Schoolfellow
[sku:l,felәu]
Definition
(n.) One bred at the same school; an associate in school.
Checker: Lucille
Examples
- Hold out your other hand, sir, roars Cuff to his little schoolfellow, whose face was distorted with pain. William Makepeace Thackeray. Vanity Fair.
- I made my way to Mr. Waterbrook, and said, that I believed I had the pleasure of seeing an old schoolfellow there. Charles Dickens. David Copperfield.
- She might have met somebody on a visit who would have been a far better match; I mean at her schoolfellow Miss Willoughby's. George Eliot. Middlemarch.
- Your favourite schoolfellow, Louis Manoir, has suffered several misfortunes since the departure of Clerval from Geneva. Mary Shelley. Frankenstein_Or_The Modern Prometheus.
- He was a schoolfellow and friend of her brother's, and usually spent a part of the holidays at the mansion of the duke her father. Mary Shelley. The Last Man.

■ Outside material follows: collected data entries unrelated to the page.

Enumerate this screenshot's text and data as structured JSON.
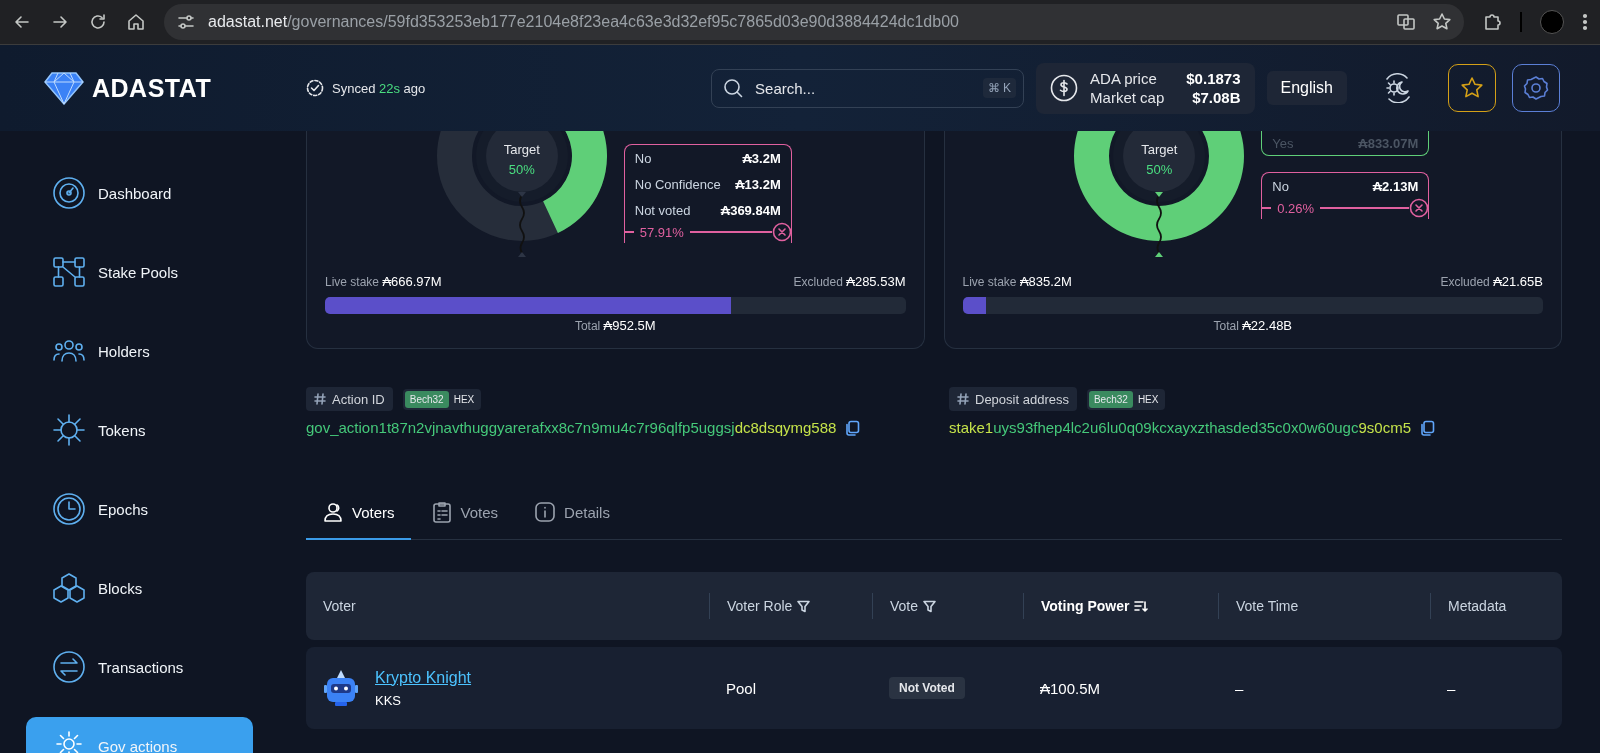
{
  "browser": {
    "url_host": "adastat.net",
    "url_path": "/governances/59fd353253eb177e2104e8f23ea4c63e3d32ef95c7865d03e90d3884424dc1db00"
  },
  "header": {
    "logo": "ADASTAT",
    "sync": {
      "label": "Synced",
      "age": "22s",
      "suffix": "ago"
    },
    "search": {
      "placeholder": "Search...",
      "shortcut": "⌘ K"
    },
    "price": [
      {
        "label": "ADA price",
        "value": "$0.1873"
      },
      {
        "label": "Market cap",
        "value": "$7.08B"
      }
    ],
    "language": "English"
  },
  "sidebar": {
    "items": [
      {
        "label": "Dashboard",
        "selected": false
      },
      {
        "label": "Stake Pools",
        "selected": false
      },
      {
        "label": "Holders",
        "selected": false
      },
      {
        "label": "Tokens",
        "selected": false
      },
      {
        "label": "Epochs",
        "selected": false
      },
      {
        "label": "Blocks",
        "selected": false
      },
      {
        "label": "Transactions",
        "selected": false
      },
      {
        "label": "Gov actions",
        "selected": true
      }
    ]
  },
  "cards": [
    {
      "target": {
        "label": "Target",
        "value": "50%"
      },
      "legend": [
        {
          "kind": "no",
          "rows": [
            {
              "label": "No",
              "value": "₳3.2M"
            },
            {
              "label": "No Confidence",
              "value": "₳13.2M"
            },
            {
              "label": "Not voted",
              "value": "₳369.84M"
            }
          ],
          "percent": "57.91%"
        }
      ],
      "live": {
        "label": "Live stake",
        "value": "₳666.97M"
      },
      "excluded": {
        "label": "Excluded",
        "value": "₳285.53M"
      },
      "level": 0.7,
      "total": {
        "label": "Total",
        "value": "₳952.5M"
      }
    },
    {
      "target": {
        "label": "Target",
        "value": "50%"
      },
      "legend": [
        {
          "kind": "yes",
          "rows": [
            {
              "label": "Yes",
              "value": "₳833.07M"
            }
          ]
        },
        {
          "kind": "no",
          "rows": [
            {
              "label": "No",
              "value": "₳2.13M"
            }
          ],
          "percent": "0.26%"
        }
      ],
      "live": {
        "label": "Live stake",
        "value": "₳835.2M"
      },
      "excluded": {
        "label": "Excluded",
        "value": "₳21.65B"
      },
      "level": 0.04,
      "total": {
        "label": "Total",
        "value": "₳22.48B"
      }
    }
  ],
  "ids": [
    {
      "label": "Action ID",
      "formats": [
        {
          "label": "Bech32",
          "selected": true
        },
        {
          "label": "HEX",
          "selected": false
        }
      ],
      "value_parts": [
        {
          "text": "gov_action1t87n2vjnavthuggyarerafxx8c7n9mu4c7r96qlfp5uggsj",
          "kind": "plain"
        },
        {
          "text": "dc8dsqymg588",
          "kind": "accent"
        }
      ]
    },
    {
      "label": "Deposit address",
      "formats": [
        {
          "label": "Bech32",
          "selected": true
        },
        {
          "label": "HEX",
          "selected": false
        }
      ],
      "value_parts": [
        {
          "text": "stake1",
          "kind": "accent"
        },
        {
          "text": "uys93fhep4lc2u6lu0q09kcxayxzthasded35c0x0w60ugc",
          "kind": "plain"
        },
        {
          "text": "9s0cm5",
          "kind": "accent"
        }
      ]
    }
  ],
  "tabs": [
    {
      "label": "Voters",
      "selected": true
    },
    {
      "label": "Votes",
      "selected": false
    },
    {
      "label": "Details",
      "selected": false
    }
  ],
  "table": {
    "columns": [
      {
        "label": "Voter",
        "kind": "plain",
        "sorted": false
      },
      {
        "label": "Voter Role",
        "kind": "filter",
        "sorted": false
      },
      {
        "label": "Vote",
        "kind": "filter",
        "sorted": false
      },
      {
        "label": "Voting Power",
        "kind": "sort",
        "sorted": true
      },
      {
        "label": "Vote Time",
        "kind": "plain",
        "sorted": false
      },
      {
        "label": "Metadata",
        "kind": "plain",
        "sorted": false
      }
    ],
    "rows": [
      {
        "name": "Krypto Knight",
        "ticker": "KKS",
        "role": "Pool",
        "vote": "Not Voted",
        "voting_power": "₳100.5M",
        "vote_time": "–",
        "metadata": "–"
      }
    ]
  }
}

- Having obtained from this clerk a direction to the academic grove in question, I set out, the same afternoon, to visit my old schoolfellow. Charles Dickens. David Copperfield.
- My brothers were considerably younger than myself; but I had a friend in one of my schoolfellows, who compensated for this deficiency. Mary Shelley. Frankenstein_Or_The Modern Prometheus.
- So the two old schoolfellows felt it to be, as, their dinner done, they turned towards the fire to smoke. Charles Dickens. Our Mutual Friend.
- Jacob's fortitude deserted him at the double disappearance of his schoolfellows and his prospect of dinner. Wilkie Collins. The Woman in White.